Well. I’m back. And what a ride that was! I can hardly describe the sense of elation I feel at having finished this manuscript. It has been four years in the making. I worked on the story for a year, getting my arms around all the elements and sifting through them to see which story path I wanted to take; then it took a year for my editor and agent to convince me this was really a YA at heart, not an adult book, which necessitated looking at the story through an entirely different lens. Then it took another two years to write it as I fit it in between other, contracted projects. And now it is done.

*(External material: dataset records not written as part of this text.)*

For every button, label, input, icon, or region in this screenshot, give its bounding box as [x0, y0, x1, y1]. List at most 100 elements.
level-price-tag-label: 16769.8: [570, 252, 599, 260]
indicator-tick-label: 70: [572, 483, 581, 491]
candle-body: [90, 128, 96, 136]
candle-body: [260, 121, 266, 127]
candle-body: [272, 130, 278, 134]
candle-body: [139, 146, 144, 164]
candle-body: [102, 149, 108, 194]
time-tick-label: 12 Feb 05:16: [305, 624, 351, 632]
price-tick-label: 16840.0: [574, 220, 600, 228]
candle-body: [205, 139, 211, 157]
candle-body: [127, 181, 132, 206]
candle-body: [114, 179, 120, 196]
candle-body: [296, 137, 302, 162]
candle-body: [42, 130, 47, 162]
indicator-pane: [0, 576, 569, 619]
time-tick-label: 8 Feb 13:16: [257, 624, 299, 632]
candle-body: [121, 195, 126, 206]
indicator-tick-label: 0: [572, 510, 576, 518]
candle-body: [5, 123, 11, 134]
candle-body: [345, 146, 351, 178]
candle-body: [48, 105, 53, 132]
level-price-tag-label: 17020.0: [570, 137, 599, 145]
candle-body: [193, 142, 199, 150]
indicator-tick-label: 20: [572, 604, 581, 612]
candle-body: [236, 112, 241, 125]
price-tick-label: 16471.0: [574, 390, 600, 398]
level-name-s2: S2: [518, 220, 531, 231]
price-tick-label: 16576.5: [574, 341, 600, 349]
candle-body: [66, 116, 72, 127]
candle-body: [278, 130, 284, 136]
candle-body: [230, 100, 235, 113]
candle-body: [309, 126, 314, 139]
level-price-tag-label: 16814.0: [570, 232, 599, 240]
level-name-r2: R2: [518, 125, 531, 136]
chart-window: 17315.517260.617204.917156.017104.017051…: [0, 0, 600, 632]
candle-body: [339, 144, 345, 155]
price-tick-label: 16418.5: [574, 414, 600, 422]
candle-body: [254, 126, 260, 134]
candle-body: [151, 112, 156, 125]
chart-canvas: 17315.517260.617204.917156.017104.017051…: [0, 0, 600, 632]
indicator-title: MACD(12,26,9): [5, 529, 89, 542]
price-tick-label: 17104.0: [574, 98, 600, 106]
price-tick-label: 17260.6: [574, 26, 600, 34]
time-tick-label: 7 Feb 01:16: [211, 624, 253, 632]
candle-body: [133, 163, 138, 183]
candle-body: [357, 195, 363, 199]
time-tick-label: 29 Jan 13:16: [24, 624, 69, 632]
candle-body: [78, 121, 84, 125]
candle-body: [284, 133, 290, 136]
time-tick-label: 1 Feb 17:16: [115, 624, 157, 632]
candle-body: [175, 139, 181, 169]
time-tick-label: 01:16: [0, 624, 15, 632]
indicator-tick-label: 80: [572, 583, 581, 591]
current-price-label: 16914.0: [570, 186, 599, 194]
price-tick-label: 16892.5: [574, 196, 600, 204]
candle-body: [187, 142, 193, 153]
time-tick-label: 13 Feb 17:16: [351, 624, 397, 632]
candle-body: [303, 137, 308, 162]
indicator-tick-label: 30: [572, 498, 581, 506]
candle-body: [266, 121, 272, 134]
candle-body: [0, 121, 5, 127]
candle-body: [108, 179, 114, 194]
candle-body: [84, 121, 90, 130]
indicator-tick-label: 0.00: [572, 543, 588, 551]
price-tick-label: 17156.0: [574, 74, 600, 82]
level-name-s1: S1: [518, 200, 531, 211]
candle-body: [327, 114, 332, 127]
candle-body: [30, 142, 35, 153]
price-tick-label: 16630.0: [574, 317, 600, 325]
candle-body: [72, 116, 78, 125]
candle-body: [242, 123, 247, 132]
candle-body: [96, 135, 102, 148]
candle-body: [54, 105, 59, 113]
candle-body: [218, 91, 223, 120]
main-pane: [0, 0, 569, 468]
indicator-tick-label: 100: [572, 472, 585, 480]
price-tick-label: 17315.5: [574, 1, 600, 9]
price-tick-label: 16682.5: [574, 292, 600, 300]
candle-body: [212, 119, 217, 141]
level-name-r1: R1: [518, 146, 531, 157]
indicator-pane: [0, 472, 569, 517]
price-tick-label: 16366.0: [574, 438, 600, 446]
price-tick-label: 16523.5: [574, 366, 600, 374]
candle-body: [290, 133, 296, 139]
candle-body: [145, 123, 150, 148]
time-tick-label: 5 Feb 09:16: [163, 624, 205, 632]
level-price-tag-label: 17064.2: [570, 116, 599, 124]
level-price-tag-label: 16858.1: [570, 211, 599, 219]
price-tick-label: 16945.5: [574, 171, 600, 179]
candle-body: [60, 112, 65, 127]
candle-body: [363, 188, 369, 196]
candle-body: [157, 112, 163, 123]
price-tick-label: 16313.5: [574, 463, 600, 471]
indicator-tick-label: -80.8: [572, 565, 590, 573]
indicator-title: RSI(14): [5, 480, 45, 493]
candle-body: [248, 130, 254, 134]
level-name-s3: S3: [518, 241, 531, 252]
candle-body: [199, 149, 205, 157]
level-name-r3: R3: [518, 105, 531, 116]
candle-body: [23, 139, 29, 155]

It is 135,000 words, 453 pages. A monster of a masterpiece. And I use that term masterpiece in the old guildish sense--a project that takes your work to a new place. It’s not a statement of objective quality so much as a statement of what I attempted, the way I stretched and challenged myself as a writer. I went places I have never gone before. Whether it works or not is anybody’s guess, but it absolutely worked for me in terms of creative growth. (And I promise, just as soon as my agent gives me the okay, I will blab all about the details here. I really do feel like I’ve been the biggest tease EVER!)
As I said on Facebook, I finished it while surfing on an adrenaline high and humming the theme song to ROCKY. I mean, I was flying high. By the time I went to bed that night, I told my husband that gee, maybe this time I wasn’t going to have my post deadline crash.
I woke up in the middle of the night with a migraine and spent the entire next day as a limp noodle. Ah, the writing life.
And now I get to pick up the pieces of my life, yet again. I guess I just have to accept that this isn’t a one time or even first few times phenomenon but actually a part of my natural cycle. I don't know how to actually finish a manuscript without that obsessive scramble to the finish line that pretty much precludes all of Real Life.
Another annoying thing is that all the great ideas I had for blog entries are nowhere to be found. I should have jotted them down, but they all seemed so self evident that I was positive I wouldn’t forget them. I’m really crossing my fingers that I haven’t truly forgotten them as much as mentally misplaced them. ☺ We’ll find out soon enough, won’t we!